Make sure that you ask the bank for the tenure and the returns.
| Lock-in Period | 5 years. extend further to 3 more years. |
| Fees/Expenses | 0% |
| Yearly Limit | 1.5 Lakh. |
| Rate of Return | 8.7% |
| Compounded | YES. |
| Tax | returns above 50,000 per financial year in return is taxed. |
| FF Rating | B+ |
8.Tax Benefit on Home Loan
I personally feel Home Loan is never the way to go for building your Freedom Fund. Discussing return and tax benefits on Home Loan would be like committing a crime !
Everyone is entitled to their opinion and mine is jotted down in this article ( Housing Debt Bubble ).
I give Tax benefit on Home Loan a FF rating of D-. Just stay away !
Section 80CCD
1. National Pension Scheme ( NPS )
NPS investment is partly managed by Equity Fund Manager and has performed badly in 2018, not able to beat the Nifty. The average one year return has been as low as -3% in 2018.
NPS usually has a Debt+Equity combo , but in 2018 even the corporate debt segments fared poorly, generating just around 2%.
Recent changes have allowed allocating as much as 75% towards equity and 25% to Debt funds. The main worry is the expense ratio on Equity Funds as these are managed by Fund Managers charging insane fees.
Though Short term volatility should not be much of a worry, the problem is that only 4% of the fund managers will be able to beat the market. I would suggest putting money in a low-cost Index Fund like Nifty 50.

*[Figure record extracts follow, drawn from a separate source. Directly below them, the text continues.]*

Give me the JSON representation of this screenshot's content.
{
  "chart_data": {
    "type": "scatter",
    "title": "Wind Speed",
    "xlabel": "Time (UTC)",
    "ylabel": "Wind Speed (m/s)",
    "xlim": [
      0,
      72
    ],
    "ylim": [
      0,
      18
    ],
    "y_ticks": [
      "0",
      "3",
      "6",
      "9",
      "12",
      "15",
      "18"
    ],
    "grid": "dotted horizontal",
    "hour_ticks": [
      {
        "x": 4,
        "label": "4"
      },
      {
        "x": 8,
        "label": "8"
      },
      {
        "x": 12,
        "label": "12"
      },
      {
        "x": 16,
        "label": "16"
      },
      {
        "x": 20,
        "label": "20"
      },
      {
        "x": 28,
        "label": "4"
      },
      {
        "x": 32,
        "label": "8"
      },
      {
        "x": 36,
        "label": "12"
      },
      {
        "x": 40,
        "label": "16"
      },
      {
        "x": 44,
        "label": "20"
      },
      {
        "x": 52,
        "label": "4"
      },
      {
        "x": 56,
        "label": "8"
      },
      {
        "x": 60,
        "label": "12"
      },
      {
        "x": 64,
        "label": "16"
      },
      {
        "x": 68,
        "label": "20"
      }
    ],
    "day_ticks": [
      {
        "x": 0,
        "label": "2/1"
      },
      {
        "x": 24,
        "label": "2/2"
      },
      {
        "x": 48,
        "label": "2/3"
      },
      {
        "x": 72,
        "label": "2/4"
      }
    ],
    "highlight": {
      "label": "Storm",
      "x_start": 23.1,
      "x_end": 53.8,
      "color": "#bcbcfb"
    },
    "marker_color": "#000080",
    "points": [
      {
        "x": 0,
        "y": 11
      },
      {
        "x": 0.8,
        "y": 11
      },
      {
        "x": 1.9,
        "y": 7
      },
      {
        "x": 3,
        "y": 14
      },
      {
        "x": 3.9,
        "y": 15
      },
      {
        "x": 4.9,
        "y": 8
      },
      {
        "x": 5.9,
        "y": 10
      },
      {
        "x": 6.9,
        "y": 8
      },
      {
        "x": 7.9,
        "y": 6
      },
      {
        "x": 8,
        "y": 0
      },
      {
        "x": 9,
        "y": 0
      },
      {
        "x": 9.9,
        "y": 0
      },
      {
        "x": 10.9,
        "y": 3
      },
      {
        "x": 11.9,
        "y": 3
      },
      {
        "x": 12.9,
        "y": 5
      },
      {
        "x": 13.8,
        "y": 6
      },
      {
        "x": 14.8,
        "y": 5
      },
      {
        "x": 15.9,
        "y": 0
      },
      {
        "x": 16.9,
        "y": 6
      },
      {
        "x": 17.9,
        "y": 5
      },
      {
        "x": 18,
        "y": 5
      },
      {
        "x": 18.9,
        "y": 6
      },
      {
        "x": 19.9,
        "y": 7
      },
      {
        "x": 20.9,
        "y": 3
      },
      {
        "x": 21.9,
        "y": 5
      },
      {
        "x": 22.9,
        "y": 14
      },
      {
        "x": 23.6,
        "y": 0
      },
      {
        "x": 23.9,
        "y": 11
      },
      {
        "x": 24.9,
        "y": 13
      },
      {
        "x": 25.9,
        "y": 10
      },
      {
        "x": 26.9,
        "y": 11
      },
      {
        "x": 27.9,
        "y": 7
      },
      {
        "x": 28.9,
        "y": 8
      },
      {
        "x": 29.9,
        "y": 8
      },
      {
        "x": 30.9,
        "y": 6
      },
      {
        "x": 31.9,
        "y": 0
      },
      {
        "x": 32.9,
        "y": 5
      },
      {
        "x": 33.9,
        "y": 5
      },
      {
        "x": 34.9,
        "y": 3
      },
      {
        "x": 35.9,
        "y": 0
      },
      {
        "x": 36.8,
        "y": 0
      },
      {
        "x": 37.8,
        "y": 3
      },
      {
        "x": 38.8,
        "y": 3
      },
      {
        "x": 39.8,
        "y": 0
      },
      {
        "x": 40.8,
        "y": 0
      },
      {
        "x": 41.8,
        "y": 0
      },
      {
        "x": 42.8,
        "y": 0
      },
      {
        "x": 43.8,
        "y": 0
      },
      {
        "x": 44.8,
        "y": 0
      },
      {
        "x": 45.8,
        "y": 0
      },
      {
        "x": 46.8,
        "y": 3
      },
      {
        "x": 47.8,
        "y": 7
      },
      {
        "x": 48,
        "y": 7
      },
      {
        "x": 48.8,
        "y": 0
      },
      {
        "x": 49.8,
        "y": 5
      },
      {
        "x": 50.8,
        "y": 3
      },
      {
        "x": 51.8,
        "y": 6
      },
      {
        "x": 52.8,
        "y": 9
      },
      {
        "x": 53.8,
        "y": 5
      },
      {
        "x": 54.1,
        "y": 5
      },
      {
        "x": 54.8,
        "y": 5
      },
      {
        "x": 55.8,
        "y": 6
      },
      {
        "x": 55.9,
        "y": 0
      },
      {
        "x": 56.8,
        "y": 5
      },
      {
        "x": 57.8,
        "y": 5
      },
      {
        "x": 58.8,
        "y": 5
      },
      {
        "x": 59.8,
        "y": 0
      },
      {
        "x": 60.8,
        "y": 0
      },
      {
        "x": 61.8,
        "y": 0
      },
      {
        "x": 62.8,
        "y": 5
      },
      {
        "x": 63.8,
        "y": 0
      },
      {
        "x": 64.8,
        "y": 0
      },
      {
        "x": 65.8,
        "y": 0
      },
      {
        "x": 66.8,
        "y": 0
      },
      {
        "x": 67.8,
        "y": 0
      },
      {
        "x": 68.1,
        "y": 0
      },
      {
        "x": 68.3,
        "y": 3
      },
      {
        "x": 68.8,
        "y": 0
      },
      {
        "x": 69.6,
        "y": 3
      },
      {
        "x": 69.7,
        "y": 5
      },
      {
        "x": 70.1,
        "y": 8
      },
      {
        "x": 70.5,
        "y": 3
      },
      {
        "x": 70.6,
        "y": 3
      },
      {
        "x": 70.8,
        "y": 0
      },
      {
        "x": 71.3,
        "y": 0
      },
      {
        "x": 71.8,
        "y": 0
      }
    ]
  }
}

| Lock-in Period | 30 years or retirement |
| Fees/Expenses | 0% – 3% |
| Yearly Limit | 0.5 Lakh. Can be clubbed with 80C to get a tax exemption of a total of 2L. |
| Rate of Return | It depends completely on the choice of debt and equity ratio. Based on the Fund Manager . |
| Compounded | YES. Based on the investment chosen. Risky as its managed by Fund Managers investing in Equity Market. |
| Tax on withdrawal | 60% withdrawn is Tax free. 40% has to go in Annuity and pension is taxed. |
| FF Rating | B+ |
More ?
There are other Tax saving schemes, but I suggest everyone stay away from it. They fall in the FF Rating of D.
Don’t think of these investments for saving tax. Use them to build your Freedom Fund. You can search more on each of the schemes and see what suits you.
Some may need Insurance and some might not. Find the Investment league you are in and invest accordingly.
Please read the disclaimer carefully before making any investment based on the articles published on this Blog !!